Two Pointer Maximum Area Solution

This approach uses the two-pointer technique to efficiently find the maximum container area without checking every possible pair. We start with one pointer at the beginning of the array and another pointer at the end because this gives the maximum possible width initially.

At every step, we calculate the current container area using: Minimum Height Ɨ Width, where: Minimum Height is the smaller of the two boundary heights, and Width is the distance between the pointers.

After calculating the area, we update the maximum area found so far.

The key observation is that the shorter line always limits the current container.
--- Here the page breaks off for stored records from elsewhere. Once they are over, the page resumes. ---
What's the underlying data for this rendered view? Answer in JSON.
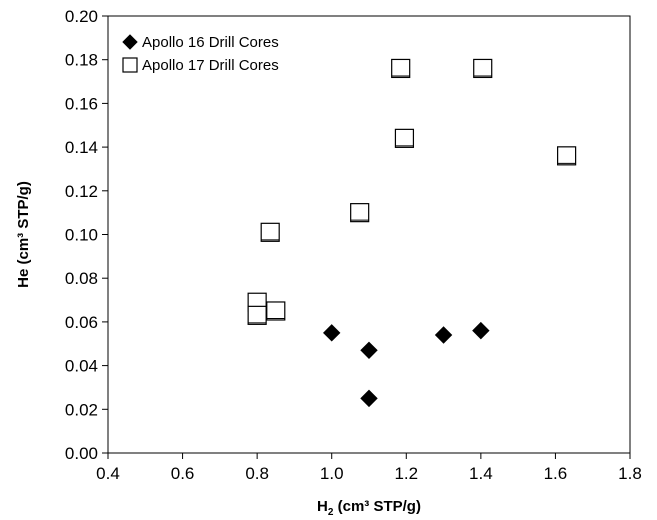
{
  "chart_data": {
    "type": "scatter",
    "xlabel": {
      "main": "H",
      "sub": "2",
      "rest": " (cm³ STP/g)"
    },
    "ylabel": "He (cm³ STP/g)",
    "xlim": [
      0.4,
      1.8
    ],
    "ylim": [
      0.0,
      0.2
    ],
    "xticks": [
      "0.4",
      "0.6",
      "0.8",
      "1.0",
      "1.2",
      "1.4",
      "1.6",
      "1.8"
    ],
    "yticks": [
      "0.00",
      "0.02",
      "0.04",
      "0.06",
      "0.08",
      "0.10",
      "0.12",
      "0.14",
      "0.16",
      "0.18",
      "0.20"
    ],
    "grid": false,
    "legend_position": "top-left",
    "series": [
      {
        "name": "Apollo 16 Drill Cores",
        "marker": "filled-diamond",
        "color": "#000000",
        "points": [
          {
            "x": 1.0,
            "y": 0.055
          },
          {
            "x": 1.1,
            "y": 0.047
          },
          {
            "x": 1.1,
            "y": 0.025
          },
          {
            "x": 1.3,
            "y": 0.054
          },
          {
            "x": 1.4,
            "y": 0.056
          }
        ]
      },
      {
        "name": "Apollo 17 Drill Cores",
        "marker": "open-square",
        "color": "#000000",
        "points": [
          {
            "x": 0.8,
            "y": 0.069
          },
          {
            "x": 0.8,
            "y": 0.063
          },
          {
            "x": 0.85,
            "y": 0.065
          },
          {
            "x": 0.835,
            "y": 0.101
          },
          {
            "x": 1.075,
            "y": 0.11
          },
          {
            "x": 1.185,
            "y": 0.176
          },
          {
            "x": 1.195,
            "y": 0.144
          },
          {
            "x": 1.405,
            "y": 0.176
          },
          {
            "x": 1.63,
            "y": 0.136
          }
        ]
      }
    ]
  }
}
Therefore, moving the taller line cannot increase the area because the width decreases while the limiting height remains unchanged.

To potentially find a better container, we move the pointer pointing to the shorter line because a taller height may appear ahead and compensate for the reduced width.

This intelligent pointer movement avoids unnecessary comparisons and allows the solution to process the array in linear time.
class Solution:

    def maxArea(self, heights):

        max_area = 0

        left = 0
        right = len(heights) - 1

        while left < right:

            current_height = min(
                heights[left],
                heights[right]
            )

            width = right - left

            current_area = (
                current_height * width
            )

            max_area = max(
                max_area,
                current_area
            )

            if heights[left] < heights[right]:

                left += 1

            else:

                right -= 1

        return max_area
public class B_TwoPointer {
    public int maxArea(int[] heights) {
        int maxArea = 0;
        int left = 0;
        int right = heights.length - 1;

        while (left < right) {
            // Calculate the limiting height and the distance between pointers
            int currentHeight = Math.min(heights[left], heights[right]);
            int width = right - left;

            int currentArea = currentHeight * width;
            maxArea = Math.max(maxArea, currentArea);

            // Move the pointer that points to the shorter wall to potentially find a taller one
            if (heights[left] < heights[right]) {
                left++;
            } else {
                right--;
            }
        }
        return maxArea;
    }
}
Time Complexity
O(n)
Space Complexity
O(1)

Conclusion

The Container With Most Water problem is one of the most important interview problems involving the two-pointer technique. The problem teaches how intelligent pointer movement can drastically reduce unnecessary computations compared to brute-force approaches.

Mastering this problem helps build a strong understanding of greedy decision making, pointer-based traversal, and area optimization strategies, which are commonly used in coding interviews and real-world algorithmic problems.